Aos 72, Woody Allen lança "O Sonho de Cassandra",
que estréia hoje no Brasil, reclamando de Hollywood,
da velhice, da crítica e até de seus filmes... Em entrevista a Bruno Lester, da International Feature
Agency, nega que seja um "intelectual": "Não me interesso por livros complicados". Allen comenta ainda o
lado trágico de "Cassandra", em que Ewan McGregor
e Colin Farrell vivem irmãos endividados que recebem proposta para cometer um crime.
(DA REDAÇÃO)
PERGUNTA - Do que trata "O Sonho
de Cassandra"?
WOODY ALLEN - É simplesmente
a história de alguns jovens muito simpáticos que se envolvem
numa situação trágica, em função de suas fraquezas e ambições. A intenção deles é boa.
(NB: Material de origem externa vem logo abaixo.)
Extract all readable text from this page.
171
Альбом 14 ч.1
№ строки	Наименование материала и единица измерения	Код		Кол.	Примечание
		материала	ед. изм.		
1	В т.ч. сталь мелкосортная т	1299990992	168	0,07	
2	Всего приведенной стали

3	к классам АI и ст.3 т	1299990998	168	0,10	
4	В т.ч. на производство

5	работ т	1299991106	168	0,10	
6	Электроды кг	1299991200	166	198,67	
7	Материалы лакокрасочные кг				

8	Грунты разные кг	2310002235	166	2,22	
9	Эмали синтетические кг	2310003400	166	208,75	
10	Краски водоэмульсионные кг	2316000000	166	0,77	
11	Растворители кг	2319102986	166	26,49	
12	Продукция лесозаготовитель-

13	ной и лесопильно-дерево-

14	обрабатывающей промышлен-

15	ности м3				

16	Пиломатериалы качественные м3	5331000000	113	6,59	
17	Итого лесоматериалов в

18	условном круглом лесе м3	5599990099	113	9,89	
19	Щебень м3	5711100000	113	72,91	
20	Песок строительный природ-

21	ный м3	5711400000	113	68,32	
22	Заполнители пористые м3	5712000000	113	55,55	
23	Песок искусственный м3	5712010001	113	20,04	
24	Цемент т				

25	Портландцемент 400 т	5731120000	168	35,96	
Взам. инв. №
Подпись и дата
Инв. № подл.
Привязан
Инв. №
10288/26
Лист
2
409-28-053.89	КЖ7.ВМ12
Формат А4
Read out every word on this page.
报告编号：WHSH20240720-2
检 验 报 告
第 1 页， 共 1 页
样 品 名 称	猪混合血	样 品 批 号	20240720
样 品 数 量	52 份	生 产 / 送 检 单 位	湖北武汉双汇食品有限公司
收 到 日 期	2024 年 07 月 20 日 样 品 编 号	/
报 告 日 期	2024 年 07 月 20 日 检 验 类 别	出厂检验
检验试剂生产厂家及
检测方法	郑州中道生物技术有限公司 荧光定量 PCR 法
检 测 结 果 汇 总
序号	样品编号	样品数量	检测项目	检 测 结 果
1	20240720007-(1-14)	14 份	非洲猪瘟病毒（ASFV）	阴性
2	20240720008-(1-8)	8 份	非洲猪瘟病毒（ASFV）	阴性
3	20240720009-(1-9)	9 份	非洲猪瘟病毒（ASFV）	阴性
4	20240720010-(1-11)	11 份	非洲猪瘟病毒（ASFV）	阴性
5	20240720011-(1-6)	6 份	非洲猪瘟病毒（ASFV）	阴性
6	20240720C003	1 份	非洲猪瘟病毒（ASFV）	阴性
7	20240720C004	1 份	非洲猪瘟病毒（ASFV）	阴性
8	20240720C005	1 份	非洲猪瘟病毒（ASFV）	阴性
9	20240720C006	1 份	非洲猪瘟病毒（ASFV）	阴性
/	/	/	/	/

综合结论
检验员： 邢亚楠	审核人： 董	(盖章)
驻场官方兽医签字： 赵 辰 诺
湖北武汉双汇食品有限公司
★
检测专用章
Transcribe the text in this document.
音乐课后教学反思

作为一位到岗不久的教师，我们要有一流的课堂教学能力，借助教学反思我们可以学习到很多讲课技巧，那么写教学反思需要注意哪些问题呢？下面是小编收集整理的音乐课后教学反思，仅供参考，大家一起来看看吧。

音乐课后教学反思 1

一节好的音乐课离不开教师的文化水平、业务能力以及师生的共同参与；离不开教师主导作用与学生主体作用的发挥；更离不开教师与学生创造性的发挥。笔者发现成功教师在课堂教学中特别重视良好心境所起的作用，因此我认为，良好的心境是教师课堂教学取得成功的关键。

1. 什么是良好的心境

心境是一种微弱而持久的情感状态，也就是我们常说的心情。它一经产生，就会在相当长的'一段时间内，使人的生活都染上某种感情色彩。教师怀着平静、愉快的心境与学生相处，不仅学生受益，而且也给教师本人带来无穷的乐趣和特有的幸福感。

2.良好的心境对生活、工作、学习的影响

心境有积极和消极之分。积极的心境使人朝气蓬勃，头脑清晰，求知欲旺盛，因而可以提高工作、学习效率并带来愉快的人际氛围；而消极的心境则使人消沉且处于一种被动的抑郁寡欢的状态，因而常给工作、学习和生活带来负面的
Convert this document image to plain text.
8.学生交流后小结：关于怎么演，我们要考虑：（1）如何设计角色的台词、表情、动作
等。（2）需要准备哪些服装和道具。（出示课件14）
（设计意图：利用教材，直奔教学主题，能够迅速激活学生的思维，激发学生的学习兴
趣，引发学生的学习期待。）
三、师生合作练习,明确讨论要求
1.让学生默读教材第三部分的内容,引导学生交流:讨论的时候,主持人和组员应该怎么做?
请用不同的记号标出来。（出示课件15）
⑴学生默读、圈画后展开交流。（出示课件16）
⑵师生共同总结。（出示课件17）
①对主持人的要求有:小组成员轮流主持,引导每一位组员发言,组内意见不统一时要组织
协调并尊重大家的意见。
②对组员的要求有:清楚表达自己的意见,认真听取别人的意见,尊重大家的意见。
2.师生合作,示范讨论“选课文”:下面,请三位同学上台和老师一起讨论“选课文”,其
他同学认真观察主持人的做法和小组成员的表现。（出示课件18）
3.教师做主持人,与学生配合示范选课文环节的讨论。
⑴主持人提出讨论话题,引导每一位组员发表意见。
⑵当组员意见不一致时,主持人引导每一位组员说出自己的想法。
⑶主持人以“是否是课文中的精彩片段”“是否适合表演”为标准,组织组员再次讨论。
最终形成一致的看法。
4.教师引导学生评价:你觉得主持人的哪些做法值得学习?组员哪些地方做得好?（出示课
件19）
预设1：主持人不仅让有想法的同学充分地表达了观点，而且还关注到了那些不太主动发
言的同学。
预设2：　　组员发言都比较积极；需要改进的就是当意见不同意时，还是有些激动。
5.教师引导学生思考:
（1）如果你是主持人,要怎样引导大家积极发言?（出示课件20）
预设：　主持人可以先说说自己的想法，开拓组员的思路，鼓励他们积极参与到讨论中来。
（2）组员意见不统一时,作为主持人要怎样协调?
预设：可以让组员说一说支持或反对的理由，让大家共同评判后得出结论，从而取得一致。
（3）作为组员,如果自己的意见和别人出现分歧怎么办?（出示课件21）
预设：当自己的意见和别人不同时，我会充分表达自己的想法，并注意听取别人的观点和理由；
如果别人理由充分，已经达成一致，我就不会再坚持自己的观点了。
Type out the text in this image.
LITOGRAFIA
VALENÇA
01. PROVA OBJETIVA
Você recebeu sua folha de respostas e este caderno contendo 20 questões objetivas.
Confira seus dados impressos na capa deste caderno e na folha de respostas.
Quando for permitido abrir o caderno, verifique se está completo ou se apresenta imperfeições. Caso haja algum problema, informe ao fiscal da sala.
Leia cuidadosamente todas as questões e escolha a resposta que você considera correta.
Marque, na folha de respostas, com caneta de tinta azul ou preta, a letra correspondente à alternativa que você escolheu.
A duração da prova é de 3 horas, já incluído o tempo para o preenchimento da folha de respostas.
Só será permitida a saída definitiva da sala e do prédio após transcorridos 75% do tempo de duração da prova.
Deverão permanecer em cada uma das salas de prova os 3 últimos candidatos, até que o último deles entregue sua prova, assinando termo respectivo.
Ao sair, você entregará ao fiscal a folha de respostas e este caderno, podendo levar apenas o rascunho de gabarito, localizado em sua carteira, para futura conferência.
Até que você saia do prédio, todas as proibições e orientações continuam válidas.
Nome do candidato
Eles foram educados com decência, mas os acontecimentos
e seus próprios atos os conduzem a um final trágico.
PERGUNTA - Como "Crimes e Pecados", é sobre morte e culpa.
ALLEN - Sempre me interessei
pelo assassinato e pelo lado
sombrio do drama e da tragédia. O assassinato é uma das
ferramentas que dramaturgos
e cineastas vêm usando há séculos para elucidar o que querem mostrar, quer fossem tragédias gregas, Shakespeare ou,
mais adiante, os suicídios nas
peças de Arthur Miller. Tirar a
vida é um ato muito dramático
e que me interessa muitíssimo.
PERGUNTA - Fazia algum tempo
que você não criava um drama.
ALLEN - Acontece que meus
pontos fortes mais evidentes
sempre foram cômicos, mas eu
sempre quis ser um escritor
trágico -escritor de materiais
trágicos. Finalmente, agora que
estou ficando mais velho, estou
tendo a chance de fazê-lo.
PERGUNTA - Você disse uma vez
que a vida é "uma experiência bastante trágica".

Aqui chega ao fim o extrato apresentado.